Cancer patients also lose their hair due to adverse reactions by chemotherapeutic drugs, as the drugs potentially attack the fast-growing cells responsible for hair growth.
However, the side effects of chemotherapy vary from person to person. Whilst some may find them to be mild, others may have more difficulty when undergoing them, with some finding the pain involved being extremely testing and severe. This explains why some patients opt out of the treatment, even though they knew that their lives are shortened as a result.
Fortunately, once the treatment is finished, most of these side effects also subsides.
In terms of the future, doctors and scientists have continued to develop strategies to reduce the side effects of chemotherapy.

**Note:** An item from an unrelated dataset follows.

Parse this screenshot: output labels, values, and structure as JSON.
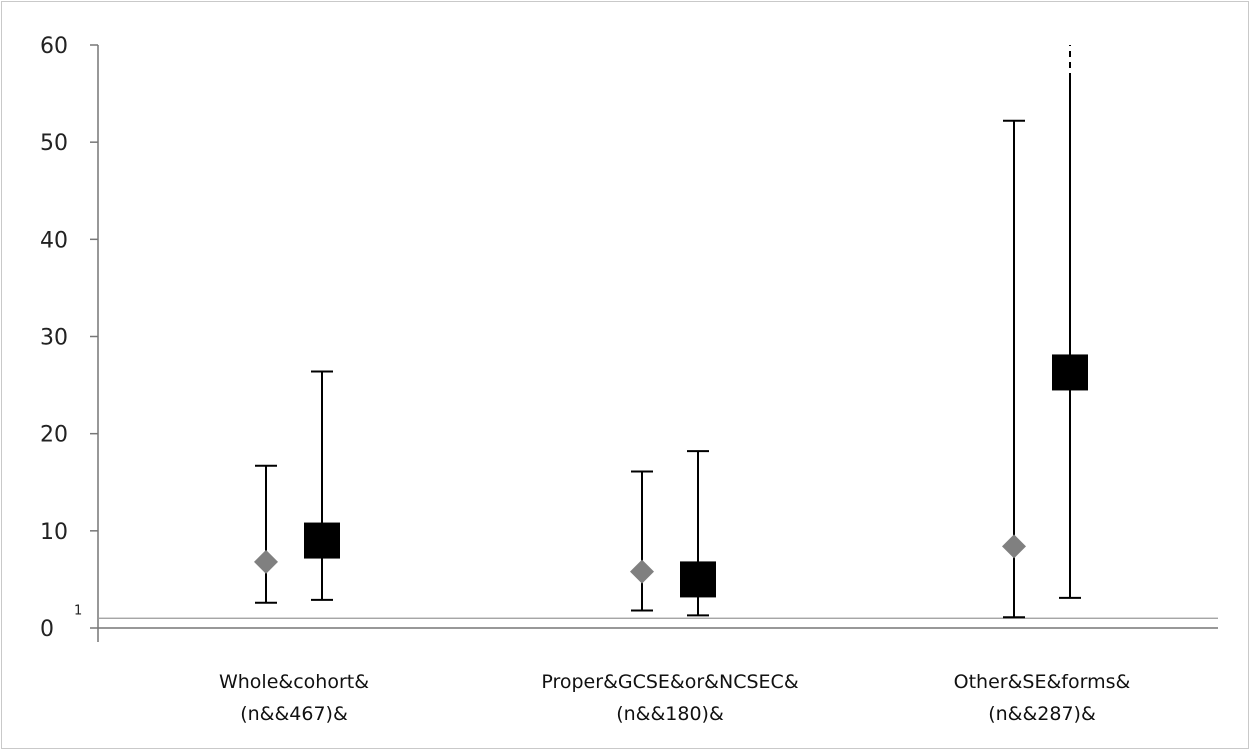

One potential cancer treatment that has been worked is a 'smart bomb', which involves only cancerous cells being attacked and healthy cells being left alone.
Meanwhile, scientists in London recently unveiled a technique involving the blockage of oxygen-sensitive enzymes and combining PHD2 inhibitors with chemotherapy to make the chemotherapy more effective whilst keeping side effects to a minimum.
It is said that leaking blood vessels can be responsible for inefficiency of chemotherapy, as they prevent such medications from reaching the cancerous cells.